Das vom Bundesministerium für Ernährung und Landwirtschaft (BMEL) anvisierte Werbeverbot für ungesunde Lebensmittel steht auf wackeligen Beinen. Ein Gutachten stuft das Vorhaben als verfassungswidrig ein. Hier das Wichtigste im Überblick

Am 27. Februar 2023 präsentierte Bundesminister Cem Özdemir sein Vorhaben, Werbung für ungesunde Lebensmittel zu verbieten, die sich an Kinder unter 14 Jahren richtet. Als ungesund gelten Lebensmittel dann, wenn sie die zulässigen Höchstwerte gemäß Nährwertprofil der WHO hinsichtlich Zucker, Salz oder Fett überschreiten. Das BMEL plant einen breiten Ansatz, der viele Medien umfasst.

Daraufhin hagelte es von einigen Seiten Kritik, da das Vorhaben in der vorgelegten Form Einschränkungen in der Kommunikation für mehr als 70% der Lebensmittel mit sich bringen könnte. 

Auf der Jahrestagung des Lebensmittelverbands Deutschland am 26. April 2023 präsentierte Professor Dr. iur. Martin Burgi, Lehrstuhl für Öffentliches Recht, Wirtschaftsverwaltungsrecht, Umwelt- und Sozialrecht an der Ludwig-Maximilians-Universität München, sein Gutachten zum Referentenentwurf, welches er im Auftrag des Lebensmittelverbands und des Zentralverbands der deutschen Werbewirtschaft erstellt hatte.

„Der Referentenentwurf ist ein Dammbruch: Erstmals soll ein auch an Erwachsene adressiertes Werbeverbot implementiert werden – für Produkte, deren Herstellung und Vertrieb in keiner Weise verboten ist und die als solche auch nicht gesundheits- oder lebensgefährdend sind. In vergleichbarer Weise könnte in Zukunft beispielsweise auch Werbung für Flugreisen, für bestimmte Sportarten oder für Autos mit Verbrennermotoren verboten werden”, so Burgi.

Als verfassungswidrig kritisiert wird, dass es sich um einen massiven Eingriff in die Kommunikations- und Wirtschaftsfreiheit handle, ohne eine evidenzbasierte Gefahrenprognose zu liefern. 

“Solange das BMEL keine belastbaren und nachvollziehbaren Anhaltspunkte liefert, dass Werbeverbote tatsächlich zu weniger Übergewicht bei Kinder führen, ist ein derart massiver Eingriff auf dem Boden unserer Verfassung nicht möglich.
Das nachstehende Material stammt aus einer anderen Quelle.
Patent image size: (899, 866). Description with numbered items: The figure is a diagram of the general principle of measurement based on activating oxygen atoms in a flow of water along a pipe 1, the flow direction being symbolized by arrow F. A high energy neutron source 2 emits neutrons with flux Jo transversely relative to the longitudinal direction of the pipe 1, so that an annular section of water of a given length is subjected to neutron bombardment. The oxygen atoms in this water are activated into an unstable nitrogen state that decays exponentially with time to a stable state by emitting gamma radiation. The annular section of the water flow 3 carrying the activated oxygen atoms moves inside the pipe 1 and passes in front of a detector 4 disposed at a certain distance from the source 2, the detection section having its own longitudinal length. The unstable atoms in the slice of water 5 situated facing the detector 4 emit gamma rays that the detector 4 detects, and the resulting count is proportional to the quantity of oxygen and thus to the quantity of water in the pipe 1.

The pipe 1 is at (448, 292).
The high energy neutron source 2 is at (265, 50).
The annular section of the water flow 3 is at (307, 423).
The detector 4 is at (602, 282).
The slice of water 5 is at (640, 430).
Entsprechendes folgt aus dem Europarecht.“

Im Gutachten werden auch alternative Maßnahmen zur Bekämpfung von Übergewicht bei Kindern genannt, die ohne Eingriffe in die Grundrechte Dritter auskämen, wie z.B. die Förderung ausgewogener Ernährung und ausreichender Sportmöglichkeiten in staatlichen Aktionsräumen wie Kitas und Schulen.  
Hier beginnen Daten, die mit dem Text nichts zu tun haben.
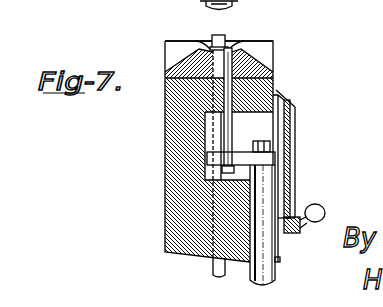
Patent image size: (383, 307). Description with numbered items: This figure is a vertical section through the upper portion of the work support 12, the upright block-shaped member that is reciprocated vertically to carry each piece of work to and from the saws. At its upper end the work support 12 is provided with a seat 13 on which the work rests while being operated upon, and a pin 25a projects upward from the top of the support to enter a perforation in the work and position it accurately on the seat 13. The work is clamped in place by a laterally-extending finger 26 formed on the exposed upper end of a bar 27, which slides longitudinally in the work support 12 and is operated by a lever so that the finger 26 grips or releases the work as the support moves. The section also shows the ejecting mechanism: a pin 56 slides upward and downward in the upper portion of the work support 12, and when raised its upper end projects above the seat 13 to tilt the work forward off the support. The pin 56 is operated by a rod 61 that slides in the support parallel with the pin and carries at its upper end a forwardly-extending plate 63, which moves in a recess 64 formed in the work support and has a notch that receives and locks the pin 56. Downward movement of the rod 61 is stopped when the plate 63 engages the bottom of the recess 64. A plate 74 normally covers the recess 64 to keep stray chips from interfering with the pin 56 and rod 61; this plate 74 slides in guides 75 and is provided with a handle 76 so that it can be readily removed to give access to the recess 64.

The work support 12 is at (163, 143).
The seat 13 is at (210, 45).
The clamping fingers 26 is at (226, 46).
The pins 25a is at (234, 50).
The ejecting pins 56 is at (247, 67).
The recess 64 is at (268, 89).
The plate 63 is at (250, 143).
The cover plate 74 is at (290, 162).
The guides 75 is at (348, 173).
The handle 76 is at (304, 228).
The rod 61 is at (268, 279).
The bars 27 is at (215, 267).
„Erst wenn der Staat die Möglichkeiten innerhalb der eigenen Aktionsräume ausgeschöpft hat und feststellt, dass weiterer Handlungsbedarf besteht, darf er in die Freiheiten Dritter eingreifen“, so der Professor.

Burgi bemängelt überdies, dass die Schutz- und Förderfunktion der Eltern bei diesem Gesetzentwurf nicht ausreichend berücksichtigt werde.

 

Das sagen wir von eoa zur Werbeverbotsdebatte

Als Agentur, die sich täglich mit Familien und deren Wohlbefinden auseinandersetzt, begrüßen wir die Stoßrichtung des BMEL, sich mit der Gesundheit von Kindern zu befassen und Maßnahmen zu ergreifen, um die steigende Rate von Übergewicht und damit verbundenen gesundheitlichen Problemen bei Kindern zu bekämpfen.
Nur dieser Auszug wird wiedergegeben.